La mujer
que se casó
con la esposa de su hijo
Inuit
abía una vez una anciana que deseaba a la esposa de su hijo, una joven muy guapa. Este hijo suyo era cazador y a menudo se marchaba y no reaparecía hasta varios días más tarde. Una vez, en una de esas ausencias, la anciana se sentó y se hizo un pene de huesos y piel de foca. Después, se ajustó el pene a la cintura con una cuerda y se lo enseñó a su nuera, que exclamó:
—¡Qué bonito…!
Y durmieron juntas. Pronto, la anciana empezó a salir de caza en un gran kayak de piel, igual que su hijo. Y, cuando regresaba, se quitaba la ropa y movía los pechos arriba y abajo, diciendo:
—¡Duerme conmigo, mi amada mujercita! Duerme conmigo…
Sucedió un día que el hijo regresó de su expedición y vio a las focas de su madre tumbadas delante de su casa. Preguntó entonces a su mujer:
—¿De quién son esas focas?
Ella replicó:
—No es de tu incumbencia.
Como sospechaba de ella, cavó un hoyo detrás de su casa y se escondió allí. Se imaginaba que algún cazador estaría beneficiándose a su mujer en su ausencia. Sin embargo, no tardó en divisar a su propia madre, que remaba en dirección a la casa, montada en un kayak con una gran foca capuchina. Tanto la madre como el hijo cazaban siempre focas capuchinas muy grandes. La anciana llegó a la orilla y se quitó la ropa antes de empezar a mover los pechos arriba y abajo, mientras decía:
—Dulce mujercita mía, te lo ruego, haz el favor de despiojarme…
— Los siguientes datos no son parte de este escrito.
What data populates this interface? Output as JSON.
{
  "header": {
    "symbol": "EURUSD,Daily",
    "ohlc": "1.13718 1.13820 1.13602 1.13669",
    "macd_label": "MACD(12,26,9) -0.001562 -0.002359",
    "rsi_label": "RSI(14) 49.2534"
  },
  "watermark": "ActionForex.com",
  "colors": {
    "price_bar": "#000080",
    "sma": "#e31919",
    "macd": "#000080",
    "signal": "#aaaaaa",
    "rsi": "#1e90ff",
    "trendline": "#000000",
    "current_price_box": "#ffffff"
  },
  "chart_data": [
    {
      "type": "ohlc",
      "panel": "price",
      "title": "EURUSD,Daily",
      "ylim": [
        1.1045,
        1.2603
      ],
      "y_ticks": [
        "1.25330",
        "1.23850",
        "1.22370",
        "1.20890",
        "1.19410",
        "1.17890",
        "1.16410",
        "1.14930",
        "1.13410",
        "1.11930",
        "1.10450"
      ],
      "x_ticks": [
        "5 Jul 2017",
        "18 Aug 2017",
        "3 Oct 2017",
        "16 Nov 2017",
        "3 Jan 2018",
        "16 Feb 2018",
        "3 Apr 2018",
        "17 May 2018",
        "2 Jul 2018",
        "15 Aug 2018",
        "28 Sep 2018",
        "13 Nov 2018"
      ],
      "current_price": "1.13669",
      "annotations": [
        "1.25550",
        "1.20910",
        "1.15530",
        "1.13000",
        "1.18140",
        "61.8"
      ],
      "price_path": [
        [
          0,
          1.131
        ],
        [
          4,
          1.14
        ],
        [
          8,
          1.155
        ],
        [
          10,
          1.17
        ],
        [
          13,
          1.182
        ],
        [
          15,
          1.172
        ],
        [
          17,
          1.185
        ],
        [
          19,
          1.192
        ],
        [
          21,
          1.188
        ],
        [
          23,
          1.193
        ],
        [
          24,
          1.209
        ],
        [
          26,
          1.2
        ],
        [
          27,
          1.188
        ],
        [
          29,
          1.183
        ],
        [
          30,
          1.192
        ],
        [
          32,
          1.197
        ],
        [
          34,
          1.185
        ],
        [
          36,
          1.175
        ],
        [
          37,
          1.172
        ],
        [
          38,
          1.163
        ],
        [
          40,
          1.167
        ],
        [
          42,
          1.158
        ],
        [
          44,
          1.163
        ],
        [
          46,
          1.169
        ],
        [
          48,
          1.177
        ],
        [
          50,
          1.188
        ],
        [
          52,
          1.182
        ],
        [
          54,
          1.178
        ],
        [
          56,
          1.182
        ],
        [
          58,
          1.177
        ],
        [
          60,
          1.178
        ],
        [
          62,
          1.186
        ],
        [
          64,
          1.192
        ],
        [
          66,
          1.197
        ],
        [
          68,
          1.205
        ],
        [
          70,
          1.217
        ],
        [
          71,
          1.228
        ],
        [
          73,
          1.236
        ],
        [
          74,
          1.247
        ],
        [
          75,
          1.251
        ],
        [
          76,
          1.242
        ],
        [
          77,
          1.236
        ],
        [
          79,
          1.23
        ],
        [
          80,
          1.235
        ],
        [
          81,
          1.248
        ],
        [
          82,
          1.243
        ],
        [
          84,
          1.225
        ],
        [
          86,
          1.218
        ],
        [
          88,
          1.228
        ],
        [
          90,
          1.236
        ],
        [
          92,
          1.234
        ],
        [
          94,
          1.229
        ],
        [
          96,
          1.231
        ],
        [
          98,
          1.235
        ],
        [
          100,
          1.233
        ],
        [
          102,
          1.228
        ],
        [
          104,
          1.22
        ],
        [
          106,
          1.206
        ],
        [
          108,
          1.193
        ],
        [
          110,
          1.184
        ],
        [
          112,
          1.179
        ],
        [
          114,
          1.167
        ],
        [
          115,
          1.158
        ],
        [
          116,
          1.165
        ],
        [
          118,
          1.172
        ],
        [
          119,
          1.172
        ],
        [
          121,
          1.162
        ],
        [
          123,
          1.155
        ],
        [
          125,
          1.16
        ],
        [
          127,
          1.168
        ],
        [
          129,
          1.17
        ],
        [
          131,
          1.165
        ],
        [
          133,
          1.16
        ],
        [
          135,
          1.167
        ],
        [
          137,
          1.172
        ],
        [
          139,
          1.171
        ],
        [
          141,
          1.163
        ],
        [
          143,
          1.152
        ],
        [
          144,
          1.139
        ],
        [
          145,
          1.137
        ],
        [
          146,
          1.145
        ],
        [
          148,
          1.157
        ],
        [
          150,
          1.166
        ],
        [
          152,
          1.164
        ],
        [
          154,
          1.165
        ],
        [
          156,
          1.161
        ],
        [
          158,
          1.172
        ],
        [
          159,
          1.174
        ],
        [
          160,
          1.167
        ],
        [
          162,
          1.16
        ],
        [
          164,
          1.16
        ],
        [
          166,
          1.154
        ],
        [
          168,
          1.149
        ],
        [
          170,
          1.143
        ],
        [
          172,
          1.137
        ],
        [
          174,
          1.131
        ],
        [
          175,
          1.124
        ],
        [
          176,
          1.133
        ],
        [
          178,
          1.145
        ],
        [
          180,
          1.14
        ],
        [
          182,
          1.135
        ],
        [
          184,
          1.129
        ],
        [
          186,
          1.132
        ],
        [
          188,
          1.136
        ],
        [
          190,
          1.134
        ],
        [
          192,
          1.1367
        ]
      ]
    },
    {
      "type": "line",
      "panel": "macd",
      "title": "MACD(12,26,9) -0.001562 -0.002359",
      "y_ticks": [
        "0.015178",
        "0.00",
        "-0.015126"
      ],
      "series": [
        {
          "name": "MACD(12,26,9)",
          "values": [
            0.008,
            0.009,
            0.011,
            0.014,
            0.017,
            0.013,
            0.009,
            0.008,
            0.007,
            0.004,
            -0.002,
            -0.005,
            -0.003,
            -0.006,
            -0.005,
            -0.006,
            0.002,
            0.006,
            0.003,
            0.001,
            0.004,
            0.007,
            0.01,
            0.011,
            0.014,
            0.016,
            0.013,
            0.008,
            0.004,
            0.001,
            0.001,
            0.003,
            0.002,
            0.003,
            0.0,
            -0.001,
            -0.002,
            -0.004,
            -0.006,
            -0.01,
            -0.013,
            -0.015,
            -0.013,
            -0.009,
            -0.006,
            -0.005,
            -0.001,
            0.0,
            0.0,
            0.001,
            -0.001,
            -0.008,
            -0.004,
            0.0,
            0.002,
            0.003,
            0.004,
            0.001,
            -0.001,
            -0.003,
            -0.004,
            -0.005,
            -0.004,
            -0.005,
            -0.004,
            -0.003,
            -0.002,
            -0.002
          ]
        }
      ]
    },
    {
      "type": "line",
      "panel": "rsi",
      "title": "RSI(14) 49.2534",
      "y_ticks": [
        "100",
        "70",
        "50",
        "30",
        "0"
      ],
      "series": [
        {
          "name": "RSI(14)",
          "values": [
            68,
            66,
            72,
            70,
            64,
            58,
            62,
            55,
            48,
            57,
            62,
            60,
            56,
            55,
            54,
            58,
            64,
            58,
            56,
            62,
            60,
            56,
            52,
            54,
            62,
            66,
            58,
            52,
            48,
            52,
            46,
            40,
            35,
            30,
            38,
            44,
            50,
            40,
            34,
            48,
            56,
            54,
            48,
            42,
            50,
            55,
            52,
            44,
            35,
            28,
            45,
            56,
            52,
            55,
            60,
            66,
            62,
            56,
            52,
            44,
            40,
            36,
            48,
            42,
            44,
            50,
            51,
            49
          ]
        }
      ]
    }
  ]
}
El hijo no quedó muy complacido con el comportamiento de su madre. Enseguida salió de su escondite y le dio tal palo a la anciana que la mató.
—Ahora —le dijo a su esposa—, vas a tener que venirte conmigo pues el que era nuestro hogar está maldito, y debemos marcharnos.
La esposa se puso a tiritar y a temblar con violencia. Lloraba y se lamentaba:
—Has matado a mi querido esposo.
Y así siguió llorando, desconsolada.